Top of the popularity list is the Volkswagen Golf. This model was the preferred choice of new car buyers in Austria, Belgium, Germany, Luxembourg, The Netherlands, Norway and Sweden. Of these countries, only Germany and Sweden boast mainstream car manufacturers but, interestingly, Germans support their home industry whilst the Swedes relegate their native Volvo into second, third and fourth places. Even then, the combined Volvo sales still fell short of Golf purchases by nearly 5000 vehicles.

Unsurprisingly, given its space, practicality and value, the Škoda Octavia triumphed in its home market of the Czech Republic, Estonia, Finland, Poland and Switzerland. In the Czech Republic, buyers are very supportive of their own product as the Škoda Fabia took second place in the sales chart and half of all the country’s top-sellers are Škoda models. The Fabia also claimed second place in Poland making that country a lucrative market for the Czech manufacturer.

The Nissan Qashqai sealed first place in the tiny car market of Croatia and narrowly beat the Octavia to second place in the equally small market of Latvia. Renault claimed top spot in their home market of France with the Clio, which also was the favoured purchase in Portugal, a country that has an affinity towards small French cars. Other European markets share a variety of different models, none of which have dominance. Denmark car buyers favoured the Peugeot 208 whilst the uninspiring Toyota Yaris was top of the pops in Greece. Buyers in Hungary opted for the Suzuki Vitara which may be because it’s manufactured there but the Octavia was in a respectable second place. A strange choice of buyers in Ireland was the Hyundai Tucson, pushing the Golf into second place.

Fiat dominated sales in their home market of Italy with the Panda. With their twisty and often congested roads, it’s not surprising that an economical small car was first choice. The Fiat 500 was most popular in Lithuania where the Nissan Qashqai reached second place. The Fiat 500L took first place in the small car market of Serbia with the Octavia again coming second. Another country supporting their home market was Romania with the Dacia Logan and Duster in first and second places respectively. The Dacia is very much a budget product and is the Romanian arm of Renault. Prices are kept low by using discarded platforms and engines from earlier Renault models and benefiting from low manufacturing costs. The downside to these models is driving vehicles which are some ten years behind the times!

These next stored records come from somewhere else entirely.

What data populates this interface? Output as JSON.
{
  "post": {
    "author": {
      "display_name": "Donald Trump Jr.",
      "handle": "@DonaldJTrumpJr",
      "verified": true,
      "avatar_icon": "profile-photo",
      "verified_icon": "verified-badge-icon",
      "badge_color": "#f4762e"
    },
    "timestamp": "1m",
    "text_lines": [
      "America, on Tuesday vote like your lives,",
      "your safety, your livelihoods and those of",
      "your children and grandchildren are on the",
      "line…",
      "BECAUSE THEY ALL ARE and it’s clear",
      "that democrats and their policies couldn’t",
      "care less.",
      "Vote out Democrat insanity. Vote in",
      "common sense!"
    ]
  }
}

The final three best sellers are the Škoda Fabia which triumphed in Slovakia although the Octavia wasn’t far behind. Sales in Spain were dominated by the home-built SEAT Leon with their Ibiza in a close second place. Bringing up the rear is the United Kingdom where the Ford Fiesta was the number one choice. I’m sure there are people who think that the Fiesta is a British product but no Ford model is built in the country. It is most likely that Fiestas sold in the UK are manufactured in Portugal. The car is a strange choice given its odd styling and the fact that it depreciates at a higher rate than some comparable models from competitors.

Staying in the UK, an analysis was taken of the most popular colour choices for new cars. Monochrome colours are the most popular as white, black and grey take the top three spots. Of these colours, white dominates the charts with 20.51% of 2016 registrations. Blue remains the most popular primary colour and stood at fourth place with 15.38% of the market. Brown has fallen out of favour with demand down by 40.1% on 2015 sales. Somewhat strangely, beige has also dropped by 27.6%, possibly because buyers see it as an unexciting colour. Silver, which once dominated new car sales, found itself in sixth place in 2016, a drop of 7.5% on the previous year.

Of the top-selling ten cars in the UK in 2016, six were finished in black, two in white, and one each in grey and blue. Given the percentages shown above, it must be assumed that more of the less popular vehicles sold were finished in white!